Le psychanalyste Michel Paterson fonde l’apocalypse dans le désir individuel de « posséder tout, tout de suite », au détriment de tout ce qui relie les êtres humains. Mais ce désir d’apocalypse remonte loin dans l’histoire littéraire, au livre de Daniel dans la Bible hébraïque et à l’écrit de Daniel dans le Nouveau Testament. Jean-Jacques Lavoie montre que cette fin prochaine du monde, auquel succéderait un monde où les opprimés et les humiliés seraient libérés, permet aux juifs, puis aux chrétiens, de résister moralement à la domination romaine qui semblait alors politiquement incontestable. Pierre Beaucage retrouve chez les Mayas une version autre de l’apocalypse à laquelle succéderait, grâce entre autres à la lutte politique, un monde libéré de la domination des conquistadors.
Mais les versions contemporaines et laïques de l’apocalypse se distinguent radicalement de l’apocalypse juive et chrétienne dans la mesure où elles n’annoncent pas un monde meilleur. Paul Chamberland oppose, à la technoscience et à l’hypercapital qui dominent l’humain et engendrent le désespoir et le cynisme, une morale individuelle de douleur et d’humilité. John Zerzan affirme que la domination technologique du monde prend sa source dans l’invention du langage et de l’agriculture, et propose un retour à la nature telle qu’elle existait au paléolithique, avant l’invention de la culture. Peter Sloderdick rêve d’une humanité fictive et ésotérique qui succéderait au cataclysme déjà à l’œuvre. La fin du monde, présentée comme inexorable, n’ouvre donc la voie à aucune issue politique.
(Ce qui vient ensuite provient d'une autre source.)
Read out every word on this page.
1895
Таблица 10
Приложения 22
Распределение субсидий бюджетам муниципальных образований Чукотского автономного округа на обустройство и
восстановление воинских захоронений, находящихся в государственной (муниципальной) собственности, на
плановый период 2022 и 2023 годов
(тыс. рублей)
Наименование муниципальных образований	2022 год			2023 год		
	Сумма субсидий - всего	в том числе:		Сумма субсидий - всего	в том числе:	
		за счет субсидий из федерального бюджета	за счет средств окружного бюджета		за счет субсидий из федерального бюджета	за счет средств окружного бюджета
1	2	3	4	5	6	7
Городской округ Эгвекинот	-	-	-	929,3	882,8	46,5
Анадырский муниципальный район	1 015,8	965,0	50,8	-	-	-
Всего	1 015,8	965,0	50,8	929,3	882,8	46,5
Lavoie, s’inspirant d’Ernst Bloch, dit que l’espérance chrétienne peut être réactualisée aujourd’hui, en fondant une politique de résistance contre l’exploitation, l’oppression et l’injustice, politique reposant sur une éthique de la responsabilité en vue de la libération de l’humanité. Mais d’autres auteurs refusent cette vision téléologique de l’histoire chrétienne qui aurait un début et une fin assurés. Dalie Giroux et Rébecca Lavoie condamnent les deux voies de l’action politique émancipatrice située dans l’horizon apocalyptique : la révolutionnaire, celle des bonshommes, et la réformiste, celle des bonnes femmes. Elles proposent plutôt le geste politique, valant dans le présent et jetable, qui serait actualisation de la liberté politique. Walter Benjamin, présenté par Dufour, rejette également toute vision finaliste de l’histoire. Il privilégie dans le passé les moments de rupture et de résistance, les luttes aux visées émancipatrices marginalisées par l’histoire dominante. Georges Leroux, s’inspirant de Jacques Derrida, critique toute certitude sur l’avenir qui est incertain et scientifiquement imprévisible. Condamnant l’injustice présente, il faut s’ouvrir à l’irruption possible d’un monde meilleur au sein d’un à-venir toujours à faire, bref il faut assumer entièrement sa liberté politique. Dans une perspective complémentaire, Sylvie Paquerot démontre qu’errent ceux qui prédisent une guerre de l’eau. La répartition de l’eau relève du débat, de la décision et de l’agir politiques, donc de la liberté politique, contrairement à ce qu’affirment tous ceux qui se réfugient dans une conception fataliste de l’histoire.
J’ai résumé bien succinctement et grossièrement les analyses de ce dossier sur l’apocalypse. Je vous invite à leur lecture qui vous révélera leurs subtilités et leurs complexités, au-delà de cette succincte présentation.